Determine values of p and q where p are the factors of the constant in the polynomial and q are the factors of the leading coefficient of the polynomial.
$p=\pm 1,\pm 2,\pm 3,\pm 6$
$q=\pm 1,\pm 2,\pm 3$
Calculate $\frac{p}{q}$.
$\frac{p}{q}=\pm 1,\pm 2,\pm 3,\pm 6,\pm \frac{1}{2},\pm \frac{1}{3},\pm \frac{2}{3}$
According to the Descartes’s rule of signs, the function $3{{x}^{4}}-11{{x}^{3}}-{{x}^{2}}+19x+6=0$ has two sign changes. Since the function $f\left( x \right)$ has two variations in sign, the function $f\left( x \right)$ has two or zero positive real root.
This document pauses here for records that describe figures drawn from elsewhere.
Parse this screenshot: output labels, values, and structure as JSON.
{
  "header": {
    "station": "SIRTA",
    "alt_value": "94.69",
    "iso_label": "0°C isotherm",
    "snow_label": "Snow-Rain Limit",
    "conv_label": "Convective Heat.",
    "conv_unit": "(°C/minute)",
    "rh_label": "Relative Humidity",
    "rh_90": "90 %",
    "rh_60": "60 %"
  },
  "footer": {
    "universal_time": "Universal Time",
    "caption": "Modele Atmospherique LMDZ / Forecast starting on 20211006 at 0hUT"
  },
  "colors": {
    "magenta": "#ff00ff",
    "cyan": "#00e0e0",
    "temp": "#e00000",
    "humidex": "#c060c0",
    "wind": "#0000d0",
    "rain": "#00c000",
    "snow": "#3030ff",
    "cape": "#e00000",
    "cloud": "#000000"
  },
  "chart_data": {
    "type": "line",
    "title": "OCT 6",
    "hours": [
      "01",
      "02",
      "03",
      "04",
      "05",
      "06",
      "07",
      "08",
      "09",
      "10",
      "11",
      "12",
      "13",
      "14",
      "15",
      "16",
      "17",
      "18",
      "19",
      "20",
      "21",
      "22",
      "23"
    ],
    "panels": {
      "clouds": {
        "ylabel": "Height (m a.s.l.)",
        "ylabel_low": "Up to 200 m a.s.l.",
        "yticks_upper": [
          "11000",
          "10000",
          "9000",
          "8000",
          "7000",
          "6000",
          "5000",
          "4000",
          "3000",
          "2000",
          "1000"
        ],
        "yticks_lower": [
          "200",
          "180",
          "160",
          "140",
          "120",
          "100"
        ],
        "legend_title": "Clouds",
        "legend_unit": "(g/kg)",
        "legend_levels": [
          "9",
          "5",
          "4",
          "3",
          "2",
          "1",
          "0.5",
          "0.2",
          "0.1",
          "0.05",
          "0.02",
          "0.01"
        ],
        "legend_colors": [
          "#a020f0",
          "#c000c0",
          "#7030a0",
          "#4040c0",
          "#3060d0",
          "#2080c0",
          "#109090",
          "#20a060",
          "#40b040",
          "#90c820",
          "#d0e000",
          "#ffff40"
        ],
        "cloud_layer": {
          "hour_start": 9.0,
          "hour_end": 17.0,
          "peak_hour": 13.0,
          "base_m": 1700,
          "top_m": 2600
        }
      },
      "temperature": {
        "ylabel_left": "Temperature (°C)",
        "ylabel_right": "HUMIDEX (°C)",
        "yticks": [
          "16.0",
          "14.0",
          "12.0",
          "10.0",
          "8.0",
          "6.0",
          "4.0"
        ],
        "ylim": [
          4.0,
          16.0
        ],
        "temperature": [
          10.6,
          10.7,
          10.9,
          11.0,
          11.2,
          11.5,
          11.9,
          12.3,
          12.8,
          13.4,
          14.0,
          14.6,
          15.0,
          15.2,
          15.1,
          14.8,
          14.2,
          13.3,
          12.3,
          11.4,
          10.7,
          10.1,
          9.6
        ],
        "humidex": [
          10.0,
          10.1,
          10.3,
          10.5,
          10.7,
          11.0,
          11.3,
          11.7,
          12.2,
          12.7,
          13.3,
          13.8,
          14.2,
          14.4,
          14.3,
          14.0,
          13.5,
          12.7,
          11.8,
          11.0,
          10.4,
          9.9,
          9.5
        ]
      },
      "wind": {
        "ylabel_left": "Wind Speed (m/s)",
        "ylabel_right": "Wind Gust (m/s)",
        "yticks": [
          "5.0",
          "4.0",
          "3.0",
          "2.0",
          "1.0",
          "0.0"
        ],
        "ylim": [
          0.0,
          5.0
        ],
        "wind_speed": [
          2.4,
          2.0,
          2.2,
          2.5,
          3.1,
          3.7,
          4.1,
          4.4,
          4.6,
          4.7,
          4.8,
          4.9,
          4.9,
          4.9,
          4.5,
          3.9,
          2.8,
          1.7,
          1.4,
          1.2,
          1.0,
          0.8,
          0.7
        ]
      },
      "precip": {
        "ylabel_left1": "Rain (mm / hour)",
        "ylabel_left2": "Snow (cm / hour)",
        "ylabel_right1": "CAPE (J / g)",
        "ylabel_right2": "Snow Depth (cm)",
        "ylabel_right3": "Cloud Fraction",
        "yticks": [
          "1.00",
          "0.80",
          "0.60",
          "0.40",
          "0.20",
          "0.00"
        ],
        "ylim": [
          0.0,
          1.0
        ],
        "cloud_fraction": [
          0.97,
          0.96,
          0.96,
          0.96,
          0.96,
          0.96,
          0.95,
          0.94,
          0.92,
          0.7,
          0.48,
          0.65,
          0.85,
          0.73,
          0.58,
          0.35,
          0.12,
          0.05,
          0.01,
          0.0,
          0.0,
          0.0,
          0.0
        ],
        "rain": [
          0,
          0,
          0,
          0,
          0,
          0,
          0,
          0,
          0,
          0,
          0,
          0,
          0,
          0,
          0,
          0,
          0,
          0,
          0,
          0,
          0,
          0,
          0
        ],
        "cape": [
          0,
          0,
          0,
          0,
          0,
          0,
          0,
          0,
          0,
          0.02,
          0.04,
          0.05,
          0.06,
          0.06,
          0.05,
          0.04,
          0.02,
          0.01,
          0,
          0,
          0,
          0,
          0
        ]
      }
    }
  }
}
Further, evaluate $f\left( -x \right):$
$\begin{align}
& f\left( x \right)=3{{x}^{4}}-11{{x}^{3}}-{{x}^{2}}+19x+6 \\
& f\left( -x \right)=3{{\left( -x \right)}^{4}}-11{{\left( -x \right)}^{3}}-{{\left( -x \right)}^{2}}+19\left( -x \right)+6 \\
& =3{{x}^{4}}+11{{x}^{3}}-{{x}^{2}}-19x+6
\end{align}$
There are two variations in sign. Thus, there are 2 negative real zeros or $2-2=0$ negative real zeros.
Test $x=-1$ as a root of the polynomial:
$\begin{align}
& f\left( x \right)=3{{x}^{4}}-11{{x}^{3}}-{{x}^{2}}+19x+6 \\
& f\left( -1 \right)=3{{\left( -1 \right)}^{4}}-11{{\left( -1 \right)}^{3}}-{{\left( -1 \right)}^{2}}+19\left( -1 \right)+6 \\
& =0
\end{align}$
Divide the equation $f\left( x \right)$ by $\left( x+1 \right)$.
$\frac{3{{x}^{4}}-11{{x}^{3}}-{{x}^{2}}+19x+6}{\left( x+1 \right)}=\left( 3x+1 \right)\left( x-2 \right)\left( x-3 \right)$
Thus, the polynomial can be expressed as $f\left( x \right)=\left( x+1 \right)\left( 3x+1 \right)\left( x-2 \right)\left( x-3 \right)$.
Equate $f\left( x \right)=\left( x+1 \right)\left( 3x+1 \right)\left( x-2 \right)\left( x-3 \right)$ to zero.
$\begin{align}
& \left( x+1 \right)\left( 3x+1 \right)\left( x-2 \right)\left( x-3 \right)=0 \\
& x=-\frac{1}{3},-1,2,3
\end{align}$
The solution of the polynomial is $\left\{ -\frac{1}{3},-1,2,3 \right\}$.